As had been the case a month earlier, the papers sent out to members of the Reserve Bank Board the Friday before their most recent meeting on Melbourne Cup Day, contained a recommendation that the cash rate be lowered by 50 basis points.
However, whereas Reserve Bank of Australia Governor, Glenn Stevens, proposed to the October meeting that, in view of the deterioration in the economic outlook during the days between the distribution of the Board papers and the meeting itself, and of the uncertainty surrounding the extent to which the banks would pass on any reduction in the cash rate, it cut the cash rate by 100 basis points, at this month’s meeting he proposed that Board members “consider the choice between a reduction of 50 basis points and one of 75 basis points”, according to the minutes of that meeting published yesterday.
As was announced after the meeting, the Board decided for the bolder option, and decided to cut the cash rate by 75 basis points. Moreover, as was widely noted at that time, it refrained from repeating the caveat which accompanied the previous month’s 100 basis point cut in the cash rate that this action should “not be seen as setting a precedent” for future meetings.
The minutes suggest that five considerations were important in leading the Board towards endorsing the bolder of the two options suggested by the Governor.
First, although Board members were presented with staff forecasts that had been further revised downwards since the previous meeting to show “output growth well below trend”, they nonetheless interpreted “the most recent information” as suggesting that “the risks to the outlook remained to the downside”. This “most recent information” presumably includes 1.8 per cent decline in retail sales in September, the 1.8 per cent fall in house prices in the September quarter and (I would like to think), the 5.9 per cent fall in the ANZ job advertisements series in October; all of which were reported on the day before the Board meeting, as well as the slump in the US purchasing managers’ index for October to its lowest level since August 1982 - which was reported in the early hours of Tuesday morning (our time).
Second, although they noted that “the depreciation of the exchange rate … meant that the decline of inflation to the target could take longer than previously thought” (a debatable assertion, in my own view), Board members nonetheless regarded the risk which this posed to inflationary expectations as “manageable … in the current environment”. Taken together with the judgement about the risks to the outlook for economic activity, this represents an important statement of the Board’s assessment of the “balance of risks”.
Third, the Board appears to have been seeking a “meaningful reduction in rates paid by borrowers”, having earlier noted that previous reductions in official interest rates had been “fully passed on to housing loan rates, but significantly less so to business lending rates, in particular small business rates”. Interestingly, this latter observation came immediately after noting that “the latest bank earnings results … had been solid in the current circumstances”. Presumably, therefore, the Board was seeking to ensure that the interest rates charged to business borrowers would actually come down following their decision.

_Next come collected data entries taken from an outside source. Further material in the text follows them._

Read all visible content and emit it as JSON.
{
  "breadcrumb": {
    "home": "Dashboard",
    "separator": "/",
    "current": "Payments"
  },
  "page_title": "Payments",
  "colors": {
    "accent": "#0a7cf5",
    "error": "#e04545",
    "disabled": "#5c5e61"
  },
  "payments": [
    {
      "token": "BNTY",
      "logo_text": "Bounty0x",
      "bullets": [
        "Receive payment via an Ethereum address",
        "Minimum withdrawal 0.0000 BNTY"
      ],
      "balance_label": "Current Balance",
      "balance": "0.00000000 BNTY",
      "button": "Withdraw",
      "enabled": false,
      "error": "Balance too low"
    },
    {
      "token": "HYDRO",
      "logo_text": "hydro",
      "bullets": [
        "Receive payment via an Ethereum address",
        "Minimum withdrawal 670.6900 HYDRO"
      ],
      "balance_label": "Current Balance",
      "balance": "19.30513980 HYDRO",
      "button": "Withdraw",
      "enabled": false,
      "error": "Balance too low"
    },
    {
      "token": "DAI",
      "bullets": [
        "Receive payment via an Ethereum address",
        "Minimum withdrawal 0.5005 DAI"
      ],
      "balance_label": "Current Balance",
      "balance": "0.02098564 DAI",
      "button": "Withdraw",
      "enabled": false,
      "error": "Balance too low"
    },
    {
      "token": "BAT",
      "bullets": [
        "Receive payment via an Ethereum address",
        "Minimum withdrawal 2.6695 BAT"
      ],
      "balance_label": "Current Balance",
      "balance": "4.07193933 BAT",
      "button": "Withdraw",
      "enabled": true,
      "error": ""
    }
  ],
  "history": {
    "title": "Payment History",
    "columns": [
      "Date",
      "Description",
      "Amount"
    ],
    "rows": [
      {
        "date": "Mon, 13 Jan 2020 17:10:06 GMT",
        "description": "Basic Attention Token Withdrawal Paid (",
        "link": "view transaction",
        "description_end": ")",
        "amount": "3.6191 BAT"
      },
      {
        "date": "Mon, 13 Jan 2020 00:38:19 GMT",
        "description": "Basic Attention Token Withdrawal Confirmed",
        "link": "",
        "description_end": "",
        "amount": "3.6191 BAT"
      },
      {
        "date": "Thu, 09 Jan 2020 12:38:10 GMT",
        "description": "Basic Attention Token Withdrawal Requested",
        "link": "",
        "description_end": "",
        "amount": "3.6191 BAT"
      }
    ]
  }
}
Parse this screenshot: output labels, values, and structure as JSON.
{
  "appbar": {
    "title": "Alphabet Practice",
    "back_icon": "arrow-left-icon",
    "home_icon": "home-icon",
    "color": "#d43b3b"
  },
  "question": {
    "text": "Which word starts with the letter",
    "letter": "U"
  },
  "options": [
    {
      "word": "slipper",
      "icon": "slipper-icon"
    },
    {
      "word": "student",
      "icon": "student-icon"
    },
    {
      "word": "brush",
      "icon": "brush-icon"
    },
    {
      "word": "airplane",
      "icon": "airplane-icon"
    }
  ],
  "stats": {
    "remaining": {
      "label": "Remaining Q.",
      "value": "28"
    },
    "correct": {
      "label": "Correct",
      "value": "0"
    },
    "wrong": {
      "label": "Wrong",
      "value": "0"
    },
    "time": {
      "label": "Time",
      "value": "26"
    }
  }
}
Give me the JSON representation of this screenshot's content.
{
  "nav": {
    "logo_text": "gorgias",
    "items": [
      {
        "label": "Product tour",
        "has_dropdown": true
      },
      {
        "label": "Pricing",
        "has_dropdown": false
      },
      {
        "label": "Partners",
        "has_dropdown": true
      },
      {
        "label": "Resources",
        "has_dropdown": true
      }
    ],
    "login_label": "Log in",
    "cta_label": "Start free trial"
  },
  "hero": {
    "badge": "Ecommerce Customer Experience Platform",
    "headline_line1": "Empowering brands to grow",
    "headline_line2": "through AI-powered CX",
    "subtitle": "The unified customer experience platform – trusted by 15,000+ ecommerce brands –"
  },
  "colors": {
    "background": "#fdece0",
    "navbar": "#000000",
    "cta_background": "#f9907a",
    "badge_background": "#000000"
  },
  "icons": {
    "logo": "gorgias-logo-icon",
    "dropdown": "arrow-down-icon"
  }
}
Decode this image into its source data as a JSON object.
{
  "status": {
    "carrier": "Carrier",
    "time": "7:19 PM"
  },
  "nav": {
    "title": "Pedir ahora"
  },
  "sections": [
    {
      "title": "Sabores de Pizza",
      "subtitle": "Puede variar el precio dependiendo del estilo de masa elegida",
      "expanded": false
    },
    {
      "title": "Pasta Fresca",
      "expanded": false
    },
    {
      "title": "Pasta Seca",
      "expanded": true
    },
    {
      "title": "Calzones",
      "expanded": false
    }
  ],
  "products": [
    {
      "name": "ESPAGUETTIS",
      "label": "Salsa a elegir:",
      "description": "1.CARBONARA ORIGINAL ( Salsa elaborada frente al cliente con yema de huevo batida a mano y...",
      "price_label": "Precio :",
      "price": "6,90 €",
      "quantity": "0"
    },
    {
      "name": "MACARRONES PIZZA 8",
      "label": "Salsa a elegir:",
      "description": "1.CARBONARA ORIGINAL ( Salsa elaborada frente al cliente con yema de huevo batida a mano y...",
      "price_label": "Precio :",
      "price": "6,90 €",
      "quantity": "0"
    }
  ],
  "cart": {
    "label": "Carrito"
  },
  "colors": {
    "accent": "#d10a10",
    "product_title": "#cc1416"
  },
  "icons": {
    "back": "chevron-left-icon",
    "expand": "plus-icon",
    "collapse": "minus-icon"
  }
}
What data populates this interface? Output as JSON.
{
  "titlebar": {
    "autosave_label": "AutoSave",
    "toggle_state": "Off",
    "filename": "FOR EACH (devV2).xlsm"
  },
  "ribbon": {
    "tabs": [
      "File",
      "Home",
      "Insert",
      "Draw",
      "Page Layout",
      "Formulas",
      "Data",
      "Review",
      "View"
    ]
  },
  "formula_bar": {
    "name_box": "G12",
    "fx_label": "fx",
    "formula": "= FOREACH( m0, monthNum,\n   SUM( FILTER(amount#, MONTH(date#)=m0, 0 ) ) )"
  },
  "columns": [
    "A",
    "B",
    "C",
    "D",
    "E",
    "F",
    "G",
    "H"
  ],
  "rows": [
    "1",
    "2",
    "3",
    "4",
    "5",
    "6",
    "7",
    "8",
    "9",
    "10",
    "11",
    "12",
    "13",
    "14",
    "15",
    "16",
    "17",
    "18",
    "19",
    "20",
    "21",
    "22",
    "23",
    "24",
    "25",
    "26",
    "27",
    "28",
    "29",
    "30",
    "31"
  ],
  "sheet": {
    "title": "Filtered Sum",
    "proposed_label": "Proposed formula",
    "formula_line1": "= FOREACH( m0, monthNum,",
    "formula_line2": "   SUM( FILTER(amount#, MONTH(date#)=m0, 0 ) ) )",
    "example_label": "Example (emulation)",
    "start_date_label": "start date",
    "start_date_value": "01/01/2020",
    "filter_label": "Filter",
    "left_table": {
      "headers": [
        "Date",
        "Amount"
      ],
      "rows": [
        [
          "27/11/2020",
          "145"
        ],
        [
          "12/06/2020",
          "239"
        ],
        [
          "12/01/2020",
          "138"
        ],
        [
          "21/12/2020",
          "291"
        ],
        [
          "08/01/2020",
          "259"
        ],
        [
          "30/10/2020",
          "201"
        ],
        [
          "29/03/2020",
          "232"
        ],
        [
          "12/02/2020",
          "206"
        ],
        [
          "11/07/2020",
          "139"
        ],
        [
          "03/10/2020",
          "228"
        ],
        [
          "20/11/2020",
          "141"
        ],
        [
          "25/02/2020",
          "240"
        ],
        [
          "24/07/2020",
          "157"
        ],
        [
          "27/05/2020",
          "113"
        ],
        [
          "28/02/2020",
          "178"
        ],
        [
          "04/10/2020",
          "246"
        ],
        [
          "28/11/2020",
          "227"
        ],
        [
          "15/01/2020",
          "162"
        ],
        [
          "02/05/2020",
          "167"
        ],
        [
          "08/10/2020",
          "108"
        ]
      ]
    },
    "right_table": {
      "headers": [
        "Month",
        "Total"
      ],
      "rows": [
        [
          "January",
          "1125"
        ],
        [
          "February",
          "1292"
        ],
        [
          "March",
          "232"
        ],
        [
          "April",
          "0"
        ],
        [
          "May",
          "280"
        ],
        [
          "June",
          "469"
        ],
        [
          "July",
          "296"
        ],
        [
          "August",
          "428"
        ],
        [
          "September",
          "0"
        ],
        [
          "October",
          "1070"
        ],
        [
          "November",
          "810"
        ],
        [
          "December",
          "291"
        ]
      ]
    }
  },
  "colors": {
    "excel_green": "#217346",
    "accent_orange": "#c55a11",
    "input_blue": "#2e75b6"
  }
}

Fourth, the Board noted that markets had fully priced in a 50 basis point cut in the cash rate, and had assigned a “significant probability” to a 75 basis point move. The Board may well not have wanted to disappoint these expectations.
Finally, and arguably of greatest importance in assessing the likely outcome of future Board meetings, the minutes record that Board members saw “an advantage in moving the setting of monetary policy quickly to a neutral position”.
Historically, “neutral” monetary policy settings have been associated with a cash rate in the range of 5-6 per cent per annum, or even with the mid-point of that range, ie 5½ per cent. That was, of course, in circumstances where the standard variable mortgage rate was 180 basis points above the cash rate. Now, the spread between the cash rate and the mortgage rate has widened to around 250 basis points (and the spread between the cash rate and business loan rates by even more). Since the stance of monetary policy depends, in practice, on the rates which borrowers actually pay, this means that if “neutral” monetary policy could previously be characterized by a cash rate of around 5½ per cent, it must now and for the duration of the current crisis be characterized by a cash rate of no more than 4¾ per cent - and arguably lower than that.
Indeed, present circumstances - in which, to quote the minutes themselves, the risks to the outlook for economic activity “remain to the downside” while the risks to the outlook for inflation are deemed “manageable” - would seem to call for monetary policy settings on the easy side of “neutral”, rather than merely at “neutral”, however defined.
Hence, the minutes of the November RBA Board meeting appear to be pointing towards a further outsized reduction in the official cash rate at next month’s meeting, and (depending on the size of the cut then) again in the early months of 2009.